Question

At noon ​(t=​0), Alicia starts walking along a​ long, straight road at 4 ​mi/hr. Her velocity decreases according to the function ​v(t)=4​/(t+1​) for t≥0. At​ noon, Boris also starts walking along the same road with a 3​-mi head start on​ Alicia; his velocity is given by ​u(t)=2​/(t+1​) for t≥0. a. Find the position functions for Alicia and​ Boris, where s=0 corresponds to​ Alicia's starting point. b.​ When, if​ ever, does Alicia overtake​ Boris?

Answer 1

The position function for Alicia is s(t) = 4ln(t+1), and for Boris it is r(t) = 2ln(t+1) + 3. Alicia overtakes Boris at around t ≈ 3.482 hours.

Step-by-step explanation:

To find the position functions for Alicia and Boris, we need to integrate their respective velocity functions over time. For Alicia, the velocity function is v(t) = 4/(t+1).

Integrating this gives us the position function s(t) = 4ln(t+1) + C, where C is a constant of integration. Since Alicia starts at s = 0 at t = 0, we have C = 0, so the position function for Alicia is s(t) = 4ln(t+1).

For Boris, his velocity function is u(t) = 2/(t+1). Integrating this gives us the position function r(t) = 2ln(t+1) + D, where D is a constant of integration. Since Boris starts with a 3-mi head start, we have r(0) = 3.
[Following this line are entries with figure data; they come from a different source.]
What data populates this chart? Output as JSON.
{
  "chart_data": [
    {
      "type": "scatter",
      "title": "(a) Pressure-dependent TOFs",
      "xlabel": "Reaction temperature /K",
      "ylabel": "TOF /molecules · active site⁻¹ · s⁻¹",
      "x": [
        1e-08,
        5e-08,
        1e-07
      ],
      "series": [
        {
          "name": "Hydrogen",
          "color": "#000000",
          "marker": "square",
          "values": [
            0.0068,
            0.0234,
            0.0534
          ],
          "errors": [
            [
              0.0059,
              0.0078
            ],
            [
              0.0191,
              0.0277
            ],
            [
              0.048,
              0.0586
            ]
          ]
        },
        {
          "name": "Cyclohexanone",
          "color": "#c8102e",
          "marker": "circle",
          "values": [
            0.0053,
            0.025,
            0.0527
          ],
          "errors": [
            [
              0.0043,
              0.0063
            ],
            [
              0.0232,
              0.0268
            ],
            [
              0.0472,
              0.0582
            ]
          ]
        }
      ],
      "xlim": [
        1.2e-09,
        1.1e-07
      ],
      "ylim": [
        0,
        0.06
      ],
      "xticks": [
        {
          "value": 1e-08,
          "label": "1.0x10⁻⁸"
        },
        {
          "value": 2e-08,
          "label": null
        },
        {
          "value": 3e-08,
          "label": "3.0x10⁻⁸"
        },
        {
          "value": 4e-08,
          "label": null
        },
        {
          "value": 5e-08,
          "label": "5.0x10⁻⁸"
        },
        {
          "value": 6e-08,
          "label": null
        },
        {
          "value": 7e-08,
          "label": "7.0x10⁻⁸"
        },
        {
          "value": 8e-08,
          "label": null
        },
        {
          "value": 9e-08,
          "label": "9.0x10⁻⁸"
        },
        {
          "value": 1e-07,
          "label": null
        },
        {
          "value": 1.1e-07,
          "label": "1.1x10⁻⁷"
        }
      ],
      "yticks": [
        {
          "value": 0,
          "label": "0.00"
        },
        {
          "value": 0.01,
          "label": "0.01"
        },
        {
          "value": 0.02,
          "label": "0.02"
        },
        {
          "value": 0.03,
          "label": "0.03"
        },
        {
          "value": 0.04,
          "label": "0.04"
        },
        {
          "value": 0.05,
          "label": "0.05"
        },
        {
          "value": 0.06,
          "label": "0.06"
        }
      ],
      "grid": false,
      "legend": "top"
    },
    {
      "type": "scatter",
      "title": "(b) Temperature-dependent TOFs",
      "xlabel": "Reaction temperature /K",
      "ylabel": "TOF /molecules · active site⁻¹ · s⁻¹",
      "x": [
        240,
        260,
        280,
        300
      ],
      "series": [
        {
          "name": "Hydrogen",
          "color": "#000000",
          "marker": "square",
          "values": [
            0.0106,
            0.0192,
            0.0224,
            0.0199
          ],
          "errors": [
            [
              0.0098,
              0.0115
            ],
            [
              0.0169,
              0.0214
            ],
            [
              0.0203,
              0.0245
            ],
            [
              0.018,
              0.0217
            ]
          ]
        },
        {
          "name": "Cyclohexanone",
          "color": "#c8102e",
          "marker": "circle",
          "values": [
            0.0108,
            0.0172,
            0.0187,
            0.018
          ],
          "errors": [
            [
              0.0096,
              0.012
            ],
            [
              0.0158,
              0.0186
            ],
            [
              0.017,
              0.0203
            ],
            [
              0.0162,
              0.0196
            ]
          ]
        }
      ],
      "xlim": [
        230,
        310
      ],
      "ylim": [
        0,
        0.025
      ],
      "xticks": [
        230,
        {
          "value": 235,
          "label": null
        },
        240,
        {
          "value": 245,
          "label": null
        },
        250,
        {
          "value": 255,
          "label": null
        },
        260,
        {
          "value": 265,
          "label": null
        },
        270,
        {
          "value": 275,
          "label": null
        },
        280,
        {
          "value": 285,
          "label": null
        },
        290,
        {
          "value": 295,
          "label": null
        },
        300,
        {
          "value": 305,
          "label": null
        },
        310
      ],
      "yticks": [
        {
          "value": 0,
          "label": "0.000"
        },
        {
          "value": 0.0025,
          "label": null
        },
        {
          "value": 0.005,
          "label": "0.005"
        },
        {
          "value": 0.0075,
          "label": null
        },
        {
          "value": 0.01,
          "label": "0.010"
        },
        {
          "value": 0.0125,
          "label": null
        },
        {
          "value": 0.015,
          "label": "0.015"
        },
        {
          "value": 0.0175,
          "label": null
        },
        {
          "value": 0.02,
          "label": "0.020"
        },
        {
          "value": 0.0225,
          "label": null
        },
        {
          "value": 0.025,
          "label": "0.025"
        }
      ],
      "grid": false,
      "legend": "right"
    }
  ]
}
Plugging this into the position function gives us D = 3, so the position function for Boris is r(t) = 2ln(t+1) + 3.

To determine when Alicia overtakes Boris, we need to find the time t such that s(t) = r(t). Setting 4ln(t+1) = 2ln(t+1) + 3 and solving for t gives us t = e^(3/2) - 1 ≈ 3.482.

Therefore, Alicia overtakes Boris at around t ≈ 3.482 hours.